Description
Welcome to this Shrimp Francese recipe guide, where you’ll learn how to create this delectable, buttery lemon sauce shrimp dish that is a true Italian-American classic. This recipe is perfect for seafood lovers looking to enjoy a quick yet elegant meal. In this guide, I’ll provide you with all the essential ingredients, step-by-step cooking instructions, tips, and serving suggestions to make this dish a hit in your kitchen. Shrimp Francese, with its crispy battered shrimp in a tangy lemon butter sauce, is sure to impress your family and friends!
Ingredients
- 1 ½ pounds colossal shrimp (cleaned, deveined, and butterflied – U15 count)
- 5 large eggs, beaten
- ¼ cup olive oil
- 8 tablespoons butter, divided
- 3 cloves garlic, minced
- 1 cup flour
- ¾ cup dry white wine
- 1 ½ cups low-sodium chicken stock
- 1 large lemon, sliced
- 1 tablespoon lemon juice
- Salt and pepper, to taste
- ¼ cup flat-leaf Italian parsley, minced, divided
Substitutions:
- If you are avoiding alcohol, substitute white wine with extra chicken stock.
- To make this dish gluten-free, you can use a gluten-free flour mix instead of regular flour.
Instructions
Step 1: Prepare the Shrimp
- Set up a dredging station with one bowl of flour, a second bowl with beaten eggs, and half of the minced parsley mixed into the eggs.

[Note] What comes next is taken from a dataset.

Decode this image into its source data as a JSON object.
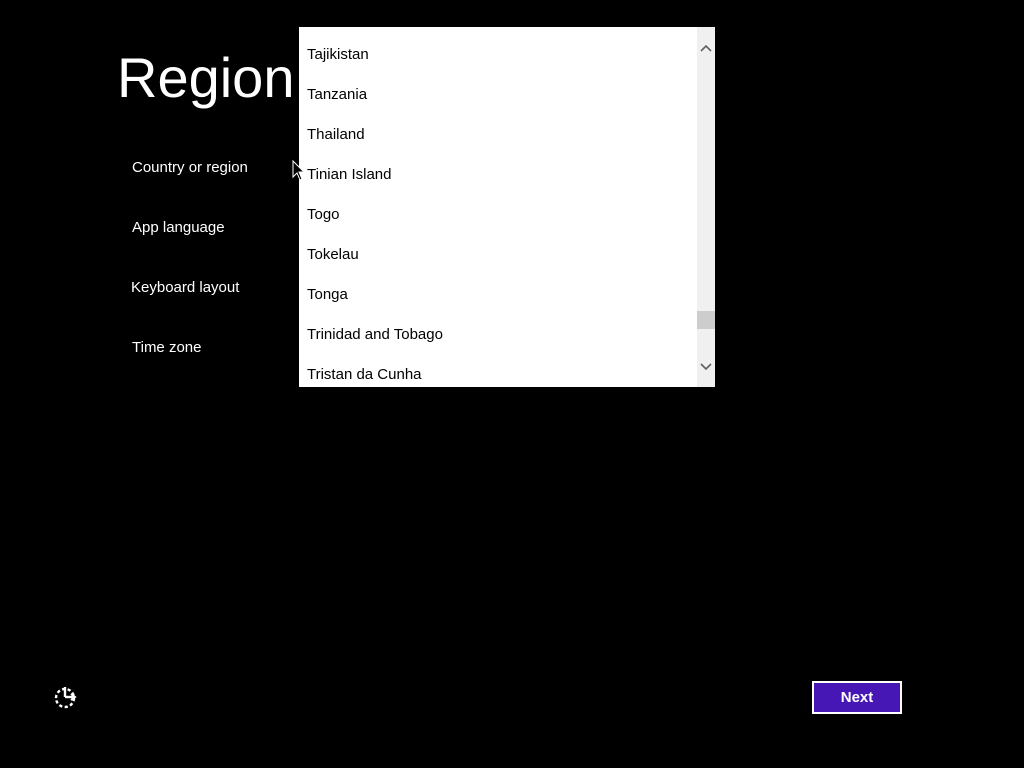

- Pat the shrimp dry with paper towels, then season with salt and pepper.
Step 2: Dredge and Fry the Shrimp
- Heat a large non-stick skillet on medium heat. Add 2 tablespoons of olive oil and 2 tablespoons of butter to the pan.

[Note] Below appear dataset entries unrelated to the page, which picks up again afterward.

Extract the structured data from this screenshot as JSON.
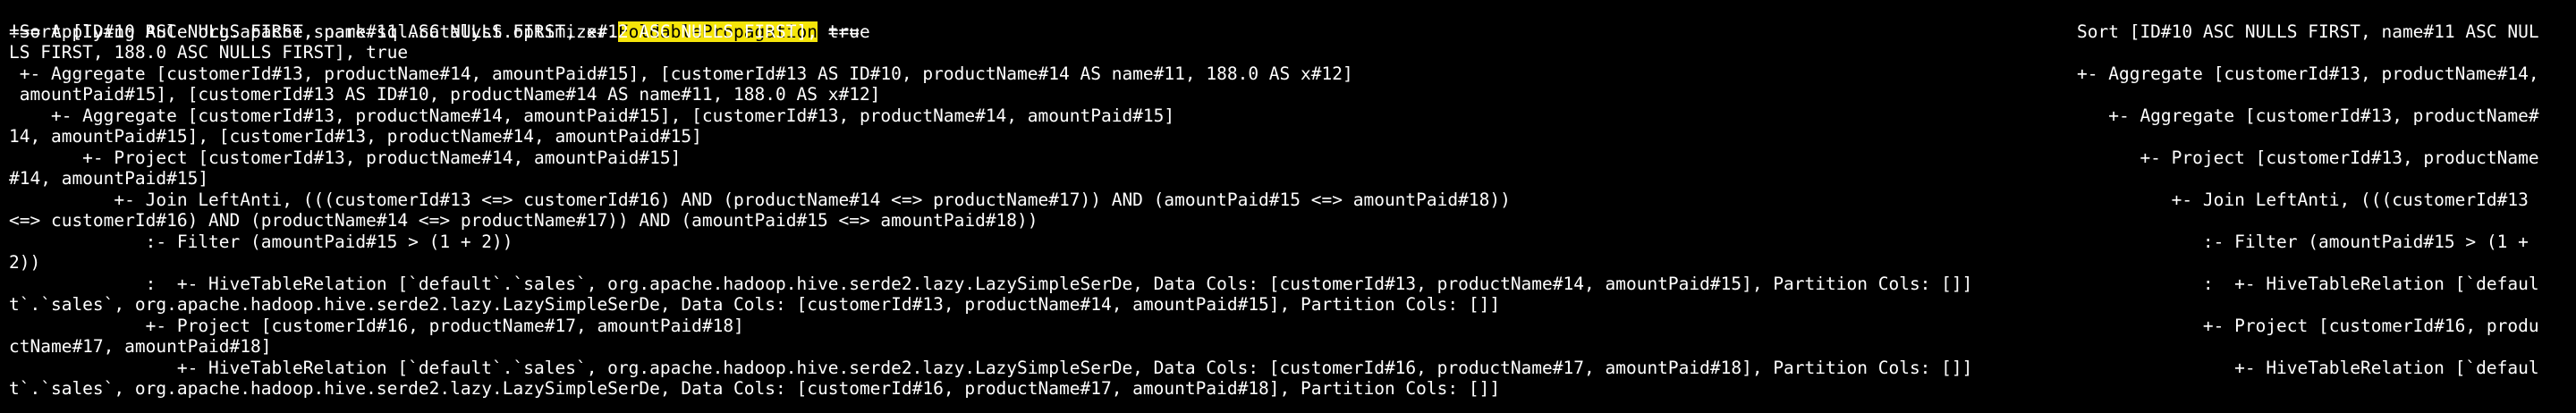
{
  "header": {
    "prefix": "=== Applying Rule org.apache.spark.sql.catalyst.optimizer.",
    "highlight": "FoldablePropagation",
    "suffix": " ==="
  },
  "left_lines": [
    "!Sort [ID#10 ASC NULLS FIRST, name#11 ASC NULLS FIRST, x#12 ASC NULLS FIRST], true",
    "LS FIRST, 188.0 ASC NULLS FIRST], true",
    " +- Aggregate [customerId#13, productName#14, amountPaid#15], [customerId#13 AS ID#10, productName#14 AS name#11, 188.0 AS x#12]",
    " amountPaid#15], [customerId#13 AS ID#10, productName#14 AS name#11, 188.0 AS x#12]",
    "    +- Aggregate [customerId#13, productName#14, amountPaid#15], [customerId#13, productName#14, amountPaid#15]",
    "14, amountPaid#15], [customerId#13, productName#14, amountPaid#15]",
    "       +- Project [customerId#13, productName#14, amountPaid#15]",
    "#14, amountPaid#15]",
    "          +- Join LeftAnti, (((customerId#13 <=> customerId#16) AND (productName#14 <=> productName#17)) AND (amountPaid#15 <=> amountPaid#18))",
    "<=> customerId#16) AND (productName#14 <=> productName#17)) AND (amountPaid#15 <=> amountPaid#18))",
    "             :- Filter (amountPaid#15 > (1 + 2))",
    "2))",
    "             :  +- HiveTableRelation [`default`.`sales`, org.apache.hadoop.hive.serde2.lazy.LazySimpleSerDe, Data Cols: [customerId#13, productName#14, amountPaid#15], Partition Cols: []]",
    "t`.`sales`, org.apache.hadoop.hive.serde2.lazy.LazySimpleSerDe, Data Cols: [customerId#13, productName#14, amountPaid#15], Partition Cols: []]",
    "             +- Project [customerId#16, productName#17, amountPaid#18]",
    "ctName#17, amountPaid#18]",
    "                +- HiveTableRelation [`default`.`sales`, org.apache.hadoop.hive.serde2.lazy.LazySimpleSerDe, Data Cols: [customerId#16, productName#17, amountPaid#18], Partition Cols: []]",
    "t`.`sales`, org.apache.hadoop.hive.serde2.lazy.LazySimpleSerDe, Data Cols: [customerId#16, productName#17, amountPaid#18], Partition Cols: []]"
  ],
  "right_lines": [
    "Sort [ID#10 ASC NULLS FIRST, name#11 ASC NUL",
    "",
    "+- Aggregate [customerId#13, productName#14,",
    "",
    "   +- Aggregate [customerId#13, productName#",
    "",
    "      +- Project [customerId#13, productName",
    "",
    "         +- Join LeftAnti, (((customerId#13",
    "",
    "            :- Filter (amountPaid#15 > (1 +",
    "",
    "            :  +- HiveTableRelation [`defaul",
    "",
    "            +- Project [customerId#16, produ",
    "",
    "               +- HiveTableRelation [`defaul",
    ""
  ],
  "colors": {
    "background": "#000000",
    "text": "#ffffff",
    "highlight_bg": "#f5e50a",
    "highlight_text": "#000000"
  }
}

- Dredge the shrimp in flour, shaking off any excess, then dip it in the egg wash.
- Add the shrimp to the hot pan and fry for 1–2 minutes per side. Fry in batches to avoid crowding. Remove and drain on paper towels or a wire rack.
Step 3: Make the Lemon Sauce
- Wipe the skillet clean, then melt 3 tablespoons of butter. Add the minced garlic and cook until fragrant (about 1 minute).
- Stir in 3 tablespoons of reserved flour and whisk for about 30 seconds to make a roux.
- Add white wine and bring to a boil while whisking constantly. Allow the wine to reduce for 1 minute.
- Pour in chicken stock and lemon juice, and bring the mixture to a simmer. Cook for 2–3 minutes until the sauce thickens slightly.
Step 4: Simmer the Shrimp in Sauce
- Return the fried shrimp to the pan. Add lemon slices and spoon the sauce over the shrimp.
- Let the shrimp heat through for about 3–4 minutes while gently stirring to coat them evenly in the sauce.
Step 5: Garnish and Serve
- Stir in the remaining minced parsley before serving. Shrimp Francese is best served over rice, linguine, or with crusty bread.
Notes
- Tip 1: Use colossal shrimp for the best results, as they hold up well during frying.
- Tip 2: Fresh lemon juice is key to enhancing the bright flavor of the dish.
- Tip 3: If the sauce becomes too thick, add a bit more chicken stock to loosen it up.